To prove they were entitled to subsidies, recipients will have to fill out a second document, Form 8962.
Mark Jaeger, a tax team leader at the software company Tax Act, which competes with H&R Block, says Obamacare recipients will be “most definitely” confused by Form 8962.
“If they’re trying to do it on their own doing, and do it by hand, that’s going to be pretty difficult for the user,” he told TheDC.
Turner agrees. “Millions of people who were used to doing a simple 1040 EZ form are going to be required, now, to fill out this complicated 8962 tax form.”
A third form, 8965, is for taxpayers who did not have a government-approved health insurance plan in 2014 and wish to calculate their penalty.
The IRS never uses the word “penalty” but calls it an “individual shared responsibility payment.”
The penalty will either be a flat amount or there will be a penalty for the tax filer, spouse, every child and dependent in a family. Form 8965 also is used if taxpayers believe they are entitled to an exemption.
To arrive at their penalty, Form 8965 requires taxpayers to first calculate their income “threshold,” and detail it for every month of the year. The income threshold table is not part of the regular IRS instructions and must be acquired from the ACA section of the IRS web site.
The calculation is so complicated the IRS advises, “Taxpayers should use the worksheets located in the Instructions to Form 8965, Health Coverage Exemptions, to figure the shared responsibility payment amount due.”
Andrew Townsend, another tax analyst for Tax Act, agreed in an interview with TheDC that the 8965 “calculation is rather complicated.”
“It’s not something people are going to be able to find on their return,” he said. “It is a totally separate calculation that they’ll be needing to do.”
The understaffed IRS will only be able to handle less than half of taxpayer calls and waiting times could average about 34 minutes according to Nina Olson, the IRS’s official tax advocate.
In addition, in her annual report to Congress on Jan. 9, she said the IRS would only be able to handle “basic” questions.
The Department of Health and Human Services last September allocated $60 million to 90 community and left-leaning activist groups to pay for “navigators,” people who are supposed to advise Obamacare participants.
The navigators, however, were only trained to assist with signing up for Obamacare — not how to “navigate” the law’s complicated tax requirements.
The public’s tax problems over Obamacare and the lack of government support is translating into a big win for the tax preparation industry. H&R Block has indicated that Obamacare tax revenue could generate a windfall profit of more than $104 million for his company just this year.
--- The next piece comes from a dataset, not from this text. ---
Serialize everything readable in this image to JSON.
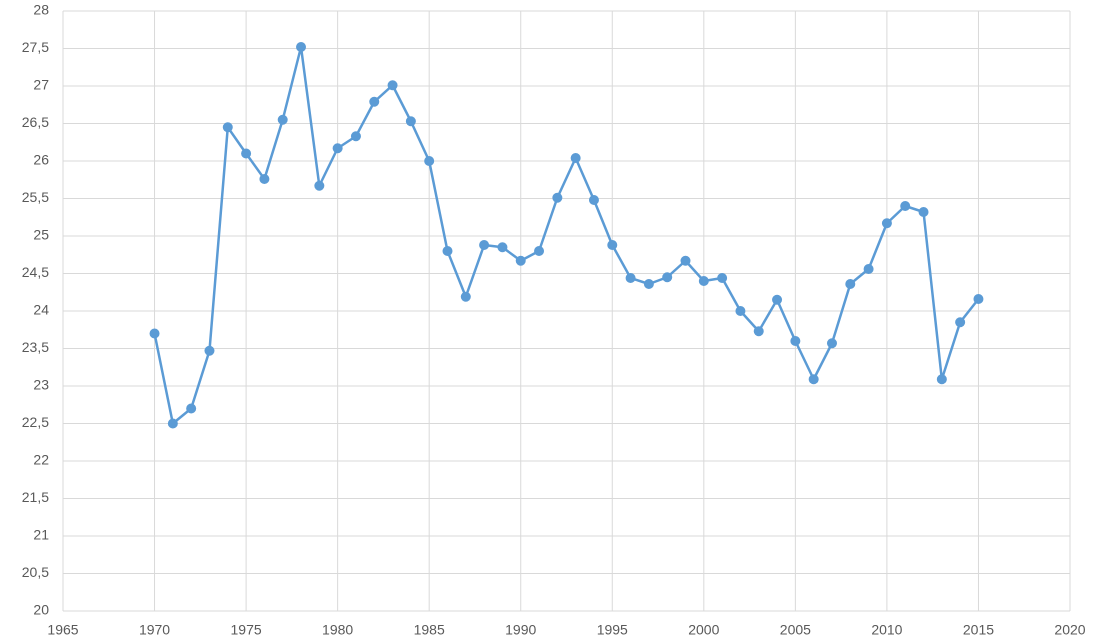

Company CEO Bill Cobb told Reuters on Jan. 7 that up to 25 percent of H&R Block’s client base might be required to fill out the new Obamacare IRS forms. He said his company could earn between $5 and $30 per Obamacare document.
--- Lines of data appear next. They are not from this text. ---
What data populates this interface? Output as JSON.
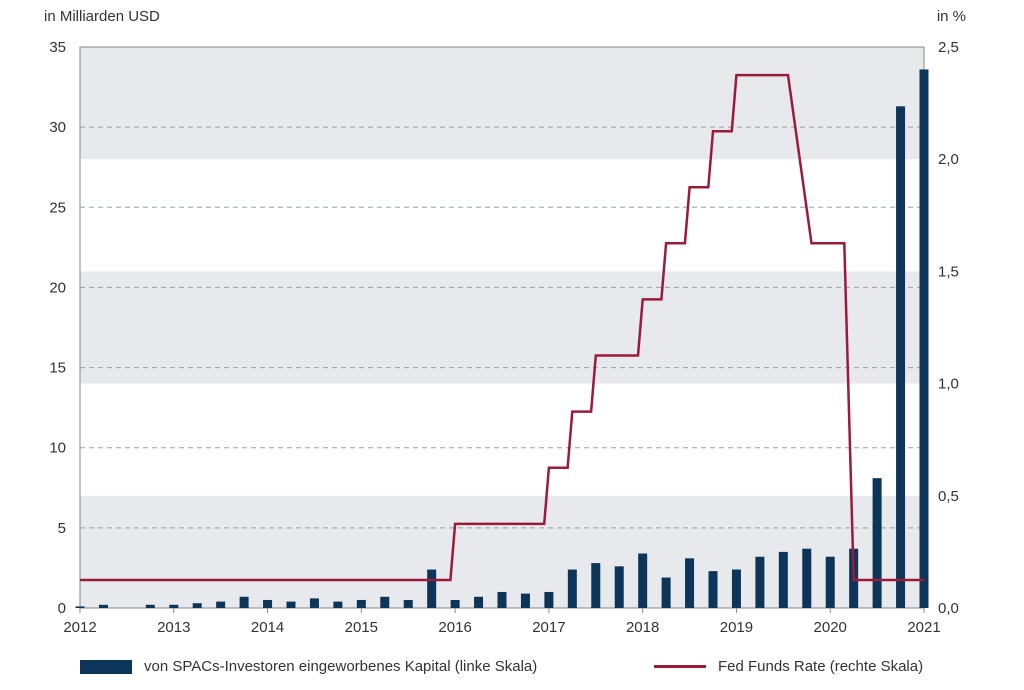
{
  "chart_data": {
    "type": "bar",
    "left_axis_label": "in Milliarden USD",
    "right_axis_label": "in %",
    "y_left_ticks": [
      "0",
      "5",
      "10",
      "15",
      "20",
      "25",
      "30",
      "35"
    ],
    "y_right_ticks": [
      "0,0",
      "0,5",
      "1,0",
      "1,5",
      "2,0",
      "2,5"
    ],
    "x_ticks": [
      "2012",
      "2013",
      "2014",
      "2015",
      "2016",
      "2017",
      "2018",
      "2019",
      "2020",
      "2021"
    ],
    "ylim_left": [
      0,
      35
    ],
    "ylim_right": [
      0,
      2.5
    ],
    "xlim": [
      2012.0,
      2021.0
    ],
    "colors": {
      "bars": "#0d3559",
      "line": "#9b1b3a",
      "band": "#e8e9ec",
      "grid": "#9aa0a6"
    },
    "series": [
      {
        "name": "von SPACs-Investoren eingeworbenes Kapital (linke Skala)",
        "axis": "left",
        "style": "bar",
        "x": [
          2012.0,
          2012.25,
          2012.5,
          2012.75,
          2013.0,
          2013.25,
          2013.5,
          2013.75,
          2014.0,
          2014.25,
          2014.5,
          2014.75,
          2015.0,
          2015.25,
          2015.5,
          2015.75,
          2016.0,
          2016.25,
          2016.5,
          2016.75,
          2017.0,
          2017.25,
          2017.5,
          2017.75,
          2018.0,
          2018.25,
          2018.5,
          2018.75,
          2019.0,
          2019.25,
          2019.5,
          2019.75,
          2020.0,
          2020.25,
          2020.5,
          2020.75,
          2021.0
        ],
        "values": [
          0.1,
          0.2,
          0.0,
          0.2,
          0.2,
          0.3,
          0.4,
          0.7,
          0.5,
          0.4,
          0.6,
          0.4,
          0.5,
          0.7,
          0.5,
          2.4,
          0.5,
          0.7,
          1.0,
          0.9,
          1.0,
          2.4,
          2.8,
          2.6,
          3.4,
          1.9,
          3.1,
          2.3,
          2.4,
          3.2,
          3.5,
          3.7,
          3.2,
          3.7,
          8.1,
          31.3,
          33.6
        ]
      },
      {
        "name": "Fed Funds Rate (rechte Skala)",
        "axis": "right",
        "style": "step-line",
        "points": [
          [
            2012.0,
            0.125
          ],
          [
            2015.95,
            0.125
          ],
          [
            2016.0,
            0.375
          ],
          [
            2016.95,
            0.375
          ],
          [
            2017.0,
            0.625
          ],
          [
            2017.2,
            0.625
          ],
          [
            2017.25,
            0.875
          ],
          [
            2017.45,
            0.875
          ],
          [
            2017.5,
            1.125
          ],
          [
            2017.95,
            1.125
          ],
          [
            2018.0,
            1.375
          ],
          [
            2018.2,
            1.375
          ],
          [
            2018.25,
            1.625
          ],
          [
            2018.45,
            1.625
          ],
          [
            2018.5,
            1.875
          ],
          [
            2018.7,
            1.875
          ],
          [
            2018.75,
            2.125
          ],
          [
            2018.95,
            2.125
          ],
          [
            2019.0,
            2.375
          ],
          [
            2019.55,
            2.375
          ],
          [
            2019.8,
            1.625
          ],
          [
            2020.15,
            1.625
          ],
          [
            2020.25,
            0.125
          ],
          [
            2021.0,
            0.125
          ]
        ]
      }
    ]
  }
}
That, according to an analysis by Wedbush Securities, estimates the additional revenue could be as high as $104.25 million for H&R Block.
The giant firm has positioned itself to reap the rewards of Obamacare business. Chief marketing officer Kathy Collins stated at the Jan. 5 launch of the company’s Obamacare tax service: “Our tax professionals understand the increasingly complicated tax code, including confusing changes with the Affordable Care Act.”
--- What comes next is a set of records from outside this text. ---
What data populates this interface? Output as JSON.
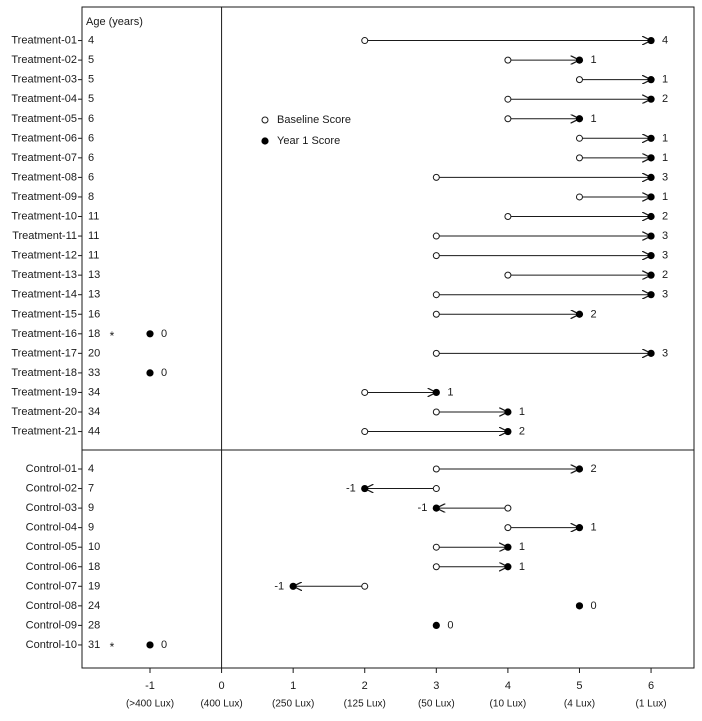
{
  "chart_data": {
    "type": "scatter",
    "age_header": "Age (years)",
    "legend": {
      "placement": "upper-left",
      "baseline_label": "Baseline Score",
      "year1_label": "Year 1 Score"
    },
    "x_ticks": [
      -1,
      0,
      1,
      2,
      3,
      4,
      5,
      6
    ],
    "x_tick_labels": [
      "-1",
      "0",
      "1",
      "2",
      "3",
      "4",
      "5",
      "6"
    ],
    "x_lux_labels": [
      "(>400 Lux)",
      "(400 Lux)",
      "(250 Lux)",
      "(125 Lux)",
      "(50 Lux)",
      "(10 Lux)",
      "(4 Lux)",
      "(1 Lux)"
    ],
    "xlim": [
      -1.95,
      6.6
    ],
    "star_symbol": "*",
    "groups": [
      {
        "name": "Treatment",
        "subjects": [
          {
            "label": "Treatment-01",
            "age": "4",
            "baseline": 2,
            "year1": 6,
            "change": "4"
          },
          {
            "label": "Treatment-02",
            "age": "5",
            "baseline": 4,
            "year1": 5,
            "change": "1"
          },
          {
            "label": "Treatment-03",
            "age": "5",
            "baseline": 5,
            "year1": 6,
            "change": "1"
          },
          {
            "label": "Treatment-04",
            "age": "5",
            "baseline": 4,
            "year1": 6,
            "change": "2"
          },
          {
            "label": "Treatment-05",
            "age": "6",
            "baseline": 4,
            "year1": 5,
            "change": "1"
          },
          {
            "label": "Treatment-06",
            "age": "6",
            "baseline": 5,
            "year1": 6,
            "change": "1"
          },
          {
            "label": "Treatment-07",
            "age": "6",
            "baseline": 5,
            "year1": 6,
            "change": "1"
          },
          {
            "label": "Treatment-08",
            "age": "6",
            "baseline": 3,
            "year1": 6,
            "change": "3"
          },
          {
            "label": "Treatment-09",
            "age": "8",
            "baseline": 5,
            "year1": 6,
            "change": "1"
          },
          {
            "label": "Treatment-10",
            "age": "11",
            "baseline": 4,
            "year1": 6,
            "change": "2"
          },
          {
            "label": "Treatment-11",
            "age": "11",
            "baseline": 3,
            "year1": 6,
            "change": "3"
          },
          {
            "label": "Treatment-12",
            "age": "11",
            "baseline": 3,
            "year1": 6,
            "change": "3"
          },
          {
            "label": "Treatment-13",
            "age": "13",
            "baseline": 4,
            "year1": 6,
            "change": "2"
          },
          {
            "label": "Treatment-14",
            "age": "13",
            "baseline": 3,
            "year1": 6,
            "change": "3"
          },
          {
            "label": "Treatment-15",
            "age": "16",
            "baseline": 3,
            "year1": 5,
            "change": "2"
          },
          {
            "label": "Treatment-16",
            "age": "18",
            "baseline": null,
            "year1": -1,
            "change": "0",
            "star": true
          },
          {
            "label": "Treatment-17",
            "age": "20",
            "baseline": 3,
            "year1": 6,
            "change": "3"
          },
          {
            "label": "Treatment-18",
            "age": "33",
            "baseline": null,
            "year1": -1,
            "change": "0"
          },
          {
            "label": "Treatment-19",
            "age": "34",
            "baseline": 2,
            "year1": 3,
            "change": "1"
          },
          {
            "label": "Treatment-20",
            "age": "34",
            "baseline": 3,
            "year1": 4,
            "change": "1"
          },
          {
            "label": "Treatment-21",
            "age": "44",
            "baseline": 2,
            "year1": 4,
            "change": "2"
          }
        ]
      },
      {
        "name": "Control",
        "subjects": [
          {
            "label": "Control-01",
            "age": "4",
            "baseline": 3,
            "year1": 5,
            "change": "2"
          },
          {
            "label": "Control-02",
            "age": "7",
            "baseline": 3,
            "year1": 2,
            "change": "-1"
          },
          {
            "label": "Control-03",
            "age": "9",
            "baseline": 4,
            "year1": 3,
            "change": "-1"
          },
          {
            "label": "Control-04",
            "age": "9",
            "baseline": 4,
            "year1": 5,
            "change": "1"
          },
          {
            "label": "Control-05",
            "age": "10",
            "baseline": 3,
            "year1": 4,
            "change": "1"
          },
          {
            "label": "Control-06",
            "age": "18",
            "baseline": 3,
            "year1": 4,
            "change": "1"
          },
          {
            "label": "Control-07",
            "age": "19",
            "baseline": 2,
            "year1": 1,
            "change": "-1"
          },
          {
            "label": "Control-08",
            "age": "24",
            "baseline": null,
            "year1": 5,
            "change": "0"
          },
          {
            "label": "Control-09",
            "age": "28",
            "baseline": null,
            "year1": 3,
            "change": "0"
          },
          {
            "label": "Control-10",
            "age": "31",
            "baseline": null,
            "year1": -1,
            "change": "0",
            "star": true
          }
        ]
      }
    ]
  }
}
On Jan. 9, the company launched a national TV ad—part of an overall campaign that the Daily Twitch, an analyst of an advertising agency estimated will cost $200 million.
The ad debuted the weekend of Jan. 10. In the 30-second ad, a bow-tied narrator tells viewers: “On the one hand, you have taxes. On the other hand, the Affordable Care Act.”
The narrator goes on: “And that leads to a lot of questions, like, ‘What does the Affordable Care Act have to do with my refund?’ Or, ‘Who can help me figure this out?’ We can.”
The media buy is big, with 2,986 national TV airings, according to iSpot TV.
As part of its aggressive marketing campaign, the company also organized an “ACA Q&A Day.” Obamacare enrollees were invited to visit one of H&R Block’s 10,000 retail offices on Jan. 8.
According to a company spokeswoman, more than 200,000 people showed up.